Plus j’ai réfléchi au film, plus il m’a semblé essentiel de donner une large part à la période coloniale et à l’extrême sauvagerie qui la caractérisait. Seule manière, il me semble, de comprendre la guerre d’Algérie. Dans son témoignage, Eveline y est revenue largement. Je souhaitais que Zoulikha m’en parle à son tour, à partir de son «statut d’indigène». Quant à Alice Cherki, elle a, dans son livre sur Fanon2, consacré des pages tragiques et passionnantes à la transparence des Algérien·ne·s dans la société coloniale. Situation dont elle a été témoin puisque cette dernière est née en Algérie, de parents juifs installés en Algérie bien avant le début de la conquête française, depuis au moins 2000 ans. Elle a côtoyé et subi de près l’antisémitisme des Européens d’Algérie.

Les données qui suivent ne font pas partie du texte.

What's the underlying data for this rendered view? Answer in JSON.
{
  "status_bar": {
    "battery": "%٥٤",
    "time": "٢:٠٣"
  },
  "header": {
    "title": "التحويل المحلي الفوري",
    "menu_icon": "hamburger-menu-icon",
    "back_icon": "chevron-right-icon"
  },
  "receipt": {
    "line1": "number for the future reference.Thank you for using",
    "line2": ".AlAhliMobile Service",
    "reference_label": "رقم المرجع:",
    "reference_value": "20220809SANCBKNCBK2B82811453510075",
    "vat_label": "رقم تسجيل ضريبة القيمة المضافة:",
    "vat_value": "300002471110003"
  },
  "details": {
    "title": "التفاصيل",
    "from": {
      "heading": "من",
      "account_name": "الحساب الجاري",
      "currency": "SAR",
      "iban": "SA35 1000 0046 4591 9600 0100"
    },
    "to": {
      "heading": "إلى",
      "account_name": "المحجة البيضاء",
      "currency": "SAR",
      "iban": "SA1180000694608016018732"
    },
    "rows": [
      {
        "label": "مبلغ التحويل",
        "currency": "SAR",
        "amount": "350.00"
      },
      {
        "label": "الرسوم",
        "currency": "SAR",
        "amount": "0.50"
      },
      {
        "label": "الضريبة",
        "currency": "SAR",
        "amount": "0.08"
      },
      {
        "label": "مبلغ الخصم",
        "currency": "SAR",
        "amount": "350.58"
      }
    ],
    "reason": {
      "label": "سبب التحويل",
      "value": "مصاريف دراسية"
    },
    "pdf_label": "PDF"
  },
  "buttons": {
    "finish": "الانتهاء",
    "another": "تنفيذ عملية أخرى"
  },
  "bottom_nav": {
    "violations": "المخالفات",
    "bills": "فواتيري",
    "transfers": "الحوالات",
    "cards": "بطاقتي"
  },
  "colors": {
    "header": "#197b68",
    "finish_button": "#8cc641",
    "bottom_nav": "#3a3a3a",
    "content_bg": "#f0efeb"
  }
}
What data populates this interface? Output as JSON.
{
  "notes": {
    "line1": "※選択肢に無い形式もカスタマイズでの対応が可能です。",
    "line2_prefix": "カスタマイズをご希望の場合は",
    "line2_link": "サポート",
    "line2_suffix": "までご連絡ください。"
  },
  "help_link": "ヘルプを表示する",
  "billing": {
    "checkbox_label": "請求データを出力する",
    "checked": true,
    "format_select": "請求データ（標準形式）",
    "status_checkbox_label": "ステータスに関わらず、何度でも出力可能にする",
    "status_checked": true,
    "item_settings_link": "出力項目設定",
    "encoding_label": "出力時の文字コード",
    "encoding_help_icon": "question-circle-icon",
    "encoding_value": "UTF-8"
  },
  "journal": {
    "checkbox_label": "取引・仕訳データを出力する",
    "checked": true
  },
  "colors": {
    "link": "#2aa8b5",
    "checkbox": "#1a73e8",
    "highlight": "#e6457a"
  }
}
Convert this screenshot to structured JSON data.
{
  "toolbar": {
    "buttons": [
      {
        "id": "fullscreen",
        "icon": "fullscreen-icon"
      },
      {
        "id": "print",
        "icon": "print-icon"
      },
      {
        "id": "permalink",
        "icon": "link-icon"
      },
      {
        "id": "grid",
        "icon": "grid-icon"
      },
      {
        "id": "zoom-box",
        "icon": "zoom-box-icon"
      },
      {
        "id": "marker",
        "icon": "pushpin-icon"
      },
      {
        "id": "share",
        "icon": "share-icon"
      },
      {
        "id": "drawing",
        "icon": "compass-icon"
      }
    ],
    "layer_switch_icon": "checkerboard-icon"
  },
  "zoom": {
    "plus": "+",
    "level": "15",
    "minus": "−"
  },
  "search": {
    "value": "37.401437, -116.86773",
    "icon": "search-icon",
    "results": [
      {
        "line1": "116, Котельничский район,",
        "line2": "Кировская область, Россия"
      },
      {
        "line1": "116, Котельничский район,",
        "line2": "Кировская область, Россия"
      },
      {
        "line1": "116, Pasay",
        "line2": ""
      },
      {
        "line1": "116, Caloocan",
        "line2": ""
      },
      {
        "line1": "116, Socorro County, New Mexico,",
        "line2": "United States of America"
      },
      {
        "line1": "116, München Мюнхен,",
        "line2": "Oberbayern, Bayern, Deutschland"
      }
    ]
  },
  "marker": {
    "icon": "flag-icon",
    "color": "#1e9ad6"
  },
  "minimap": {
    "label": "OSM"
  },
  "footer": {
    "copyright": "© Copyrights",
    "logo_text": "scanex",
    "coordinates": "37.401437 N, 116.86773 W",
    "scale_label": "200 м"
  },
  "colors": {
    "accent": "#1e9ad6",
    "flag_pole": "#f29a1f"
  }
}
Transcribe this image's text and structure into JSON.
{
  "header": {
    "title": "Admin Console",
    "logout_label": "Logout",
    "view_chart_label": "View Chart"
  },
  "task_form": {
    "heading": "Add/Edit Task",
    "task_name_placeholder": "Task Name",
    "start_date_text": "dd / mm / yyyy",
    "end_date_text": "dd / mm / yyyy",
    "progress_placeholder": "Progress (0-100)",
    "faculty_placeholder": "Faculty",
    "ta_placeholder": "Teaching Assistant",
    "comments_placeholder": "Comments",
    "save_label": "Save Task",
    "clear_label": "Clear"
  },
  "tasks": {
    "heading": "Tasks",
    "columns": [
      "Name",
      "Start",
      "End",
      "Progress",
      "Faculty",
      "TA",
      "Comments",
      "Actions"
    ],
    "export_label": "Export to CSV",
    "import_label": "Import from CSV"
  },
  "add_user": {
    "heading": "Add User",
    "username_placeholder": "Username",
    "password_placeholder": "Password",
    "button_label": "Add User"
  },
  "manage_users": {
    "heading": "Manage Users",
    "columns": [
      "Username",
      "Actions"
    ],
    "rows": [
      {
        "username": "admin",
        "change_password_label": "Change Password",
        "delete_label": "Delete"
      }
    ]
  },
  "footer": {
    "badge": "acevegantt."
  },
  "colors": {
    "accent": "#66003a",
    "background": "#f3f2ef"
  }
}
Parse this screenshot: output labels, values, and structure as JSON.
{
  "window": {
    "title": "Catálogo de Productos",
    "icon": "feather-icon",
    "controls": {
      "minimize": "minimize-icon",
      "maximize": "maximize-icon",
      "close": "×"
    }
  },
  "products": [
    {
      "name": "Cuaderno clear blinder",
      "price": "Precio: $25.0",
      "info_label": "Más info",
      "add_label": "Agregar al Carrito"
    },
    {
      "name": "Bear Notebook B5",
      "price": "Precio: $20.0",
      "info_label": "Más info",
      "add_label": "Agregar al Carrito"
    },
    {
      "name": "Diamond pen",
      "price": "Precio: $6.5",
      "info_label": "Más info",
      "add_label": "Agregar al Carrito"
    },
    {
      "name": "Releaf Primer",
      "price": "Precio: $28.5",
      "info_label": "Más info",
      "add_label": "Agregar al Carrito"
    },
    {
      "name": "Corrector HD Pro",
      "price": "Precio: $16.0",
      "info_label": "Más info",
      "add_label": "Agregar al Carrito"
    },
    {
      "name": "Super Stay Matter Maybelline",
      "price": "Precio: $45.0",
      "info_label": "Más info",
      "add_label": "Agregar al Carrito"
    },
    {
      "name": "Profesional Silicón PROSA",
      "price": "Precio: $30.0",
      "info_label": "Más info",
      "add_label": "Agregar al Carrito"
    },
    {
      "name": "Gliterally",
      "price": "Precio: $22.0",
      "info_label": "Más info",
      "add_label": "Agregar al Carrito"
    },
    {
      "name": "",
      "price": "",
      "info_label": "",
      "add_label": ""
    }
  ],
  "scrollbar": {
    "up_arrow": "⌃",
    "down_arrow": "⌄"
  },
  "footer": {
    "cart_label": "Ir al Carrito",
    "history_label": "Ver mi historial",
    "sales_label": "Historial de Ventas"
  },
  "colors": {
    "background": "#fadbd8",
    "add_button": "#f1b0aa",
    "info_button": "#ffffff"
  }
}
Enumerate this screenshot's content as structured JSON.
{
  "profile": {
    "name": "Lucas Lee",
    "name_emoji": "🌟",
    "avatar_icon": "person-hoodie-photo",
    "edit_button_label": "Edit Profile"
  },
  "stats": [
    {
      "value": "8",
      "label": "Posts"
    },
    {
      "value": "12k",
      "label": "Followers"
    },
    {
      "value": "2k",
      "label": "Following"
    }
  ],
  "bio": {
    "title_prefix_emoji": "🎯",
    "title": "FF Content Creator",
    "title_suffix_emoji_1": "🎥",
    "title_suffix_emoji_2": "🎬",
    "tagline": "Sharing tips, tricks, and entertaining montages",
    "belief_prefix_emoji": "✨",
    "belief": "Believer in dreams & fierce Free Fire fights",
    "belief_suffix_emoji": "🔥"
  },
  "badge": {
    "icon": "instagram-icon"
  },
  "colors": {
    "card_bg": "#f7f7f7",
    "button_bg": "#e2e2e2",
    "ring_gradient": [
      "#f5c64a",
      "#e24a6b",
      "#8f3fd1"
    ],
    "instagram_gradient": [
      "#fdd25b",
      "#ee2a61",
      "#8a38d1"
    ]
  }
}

Puis est venu le récit de la guerre. Toutes les trois se sont jetées dans la guerre, aux côtés des Algérien·ne·s. Récits de la résistance à plusieurs voix. Sublime et jubilatoire. Cette plongée dans la guerre d’Algérie et dans la période coloniale, c’est une manière de répondre à toutes celles et ceux qui, désabusé·e·s par la situation du pays, se prennent à porter un regard nostalgique sur la colonisation: «vous vous êtes battus pour rien. C’était mieux quand il y avait la France.» Et à celles et ceux qui, ici en France, continuent à frayer avec le négationnisme du crime que fut la colonisation et la guerre d’Algérie…
Fatima Sissani
Réalisatrice

Si vous souhaitez diffuser ou faire passer ce film dans votre ville, adressez-vous à 24images, 00 33 (0)243781845 ou <anne-laure(chez)24images.fr>. Une projection aura lieu le 7 juin à Lyon au cinéma Les Alyzés, 214 Avenue Franklin Roosevelt, F-69500 Bron. ++33(04)78 41 05 55
A 18h La langue de Zahra, également de la réalisatrice Fatima Sissani, et à 21h Tes cheveux démêlés cachent une guerre de sept ans.

  1. Fatima Sissani a réalisé La langue de Zahra (2011), Les gracieuses (2014) et Tes cheveux démêlés cachent une guerre de sept ans (2017)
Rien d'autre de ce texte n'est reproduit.